THE BASEBALL CODES: Beanballs, Sign Stealing and Bench-Clearing Brawls. By Jason Turbow with Michael Duca. Pantheon. 260 pages. $25.
When I was a boy, my Uncle Ted would take me to Major League games and tell me to watch carefully between pitches. A lot was happening, and I wouldn't want to miss it.
While Ted was mostly concerned with on-field maneuverings, such as a shortstop's shift one way or another on a 2-0 count, his point was this: Much of what happens in baseball occurs either where fans don't see it or in plain sight where they miss it.
In The Baseball Codes, authors Jason Turbow and Michael Duca have richly reported the unwritten rules of the game, a code of conduct that ballplayers begin to learn in T-ball and had better know by the time they reach the show. If they don't, they're likely to find a fastball headed toward an eardrum.
Any viewer of Sportscenter knows that home-run hitters are not supposed to linger at the plate and watch their ball clear the fences. Nor should a second baseman dupe a runner into making an unnecessary slide when the duplicity will do the defensive team no good. Those are the kinds of infractions that lead to retaliation.
But there are many more protocols that govern the etiquette of the game, and it is these on which Turbow and Duca report. For example, a batter never walks between the opposing pitcher and catcher on the way to the plate. A teammate cannot remain on the bench during a bench-clearing brawl. If he doesn't want to fight, all he has to do is run onto the field, grab an opposing player by the jersey and discuss the good restaurants in town.

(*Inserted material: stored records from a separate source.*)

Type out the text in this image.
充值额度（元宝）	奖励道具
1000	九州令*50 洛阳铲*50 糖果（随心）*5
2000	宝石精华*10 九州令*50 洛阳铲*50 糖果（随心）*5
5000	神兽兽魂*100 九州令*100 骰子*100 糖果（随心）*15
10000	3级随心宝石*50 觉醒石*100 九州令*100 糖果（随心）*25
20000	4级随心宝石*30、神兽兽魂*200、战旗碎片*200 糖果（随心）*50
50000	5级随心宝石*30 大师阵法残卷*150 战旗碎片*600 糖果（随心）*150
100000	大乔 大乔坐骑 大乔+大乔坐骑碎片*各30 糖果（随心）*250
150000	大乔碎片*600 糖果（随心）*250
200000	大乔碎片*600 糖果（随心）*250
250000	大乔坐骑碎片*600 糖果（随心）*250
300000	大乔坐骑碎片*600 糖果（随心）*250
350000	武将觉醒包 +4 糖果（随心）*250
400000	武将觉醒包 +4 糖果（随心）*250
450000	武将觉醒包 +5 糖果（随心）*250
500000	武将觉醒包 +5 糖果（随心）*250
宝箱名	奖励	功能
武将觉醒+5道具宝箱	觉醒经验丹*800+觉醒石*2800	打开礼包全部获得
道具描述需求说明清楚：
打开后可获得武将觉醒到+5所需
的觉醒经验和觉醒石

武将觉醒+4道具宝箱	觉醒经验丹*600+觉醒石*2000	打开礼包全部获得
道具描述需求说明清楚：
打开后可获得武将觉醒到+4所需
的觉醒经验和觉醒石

Retribution is a big part of baseball. A player can do any number of things to irritate the opposing team. When he does, it is then the opposing pitcher's job to put that player on his butt the next time he comes to the plate. But once one team's pitcher hits the other team's batter, then retribution is incumbent on the other team in the next half-inning. It's the Hatfield vs. McCoys on a diamond.
Unless, of course, the first-hit batsman's team recognizes that he deserved his plunking. Maybe the guy shot his mouth off in a pre-game interview or inappropriately took out a second baseman on a previous play.
Turbow and Duca spend a great deal of their book explaining retribution, doing so with numerous anecdotes from baseball history. The book goes beyond that, however, to report on many more codes.
There are codes that govern teammates' behavior in the locker room -- rookies speak only when spoken to, and veterans and superstars get the best lockers. There are rules governing road trips -- players do not tell their wives or girlfriends about any indiscretions committed by their teammates while away from home. There are codes about what one says to management about other players.
The Baseball Codes is probably the most talked-about baseball book of the season. There's good reason. The reporting is very good and the writing is solid. And the anecdotes make the book, especially the chapter on practical jokes.
It's the kind of book that will expand the reader's knowledge of an intricate game.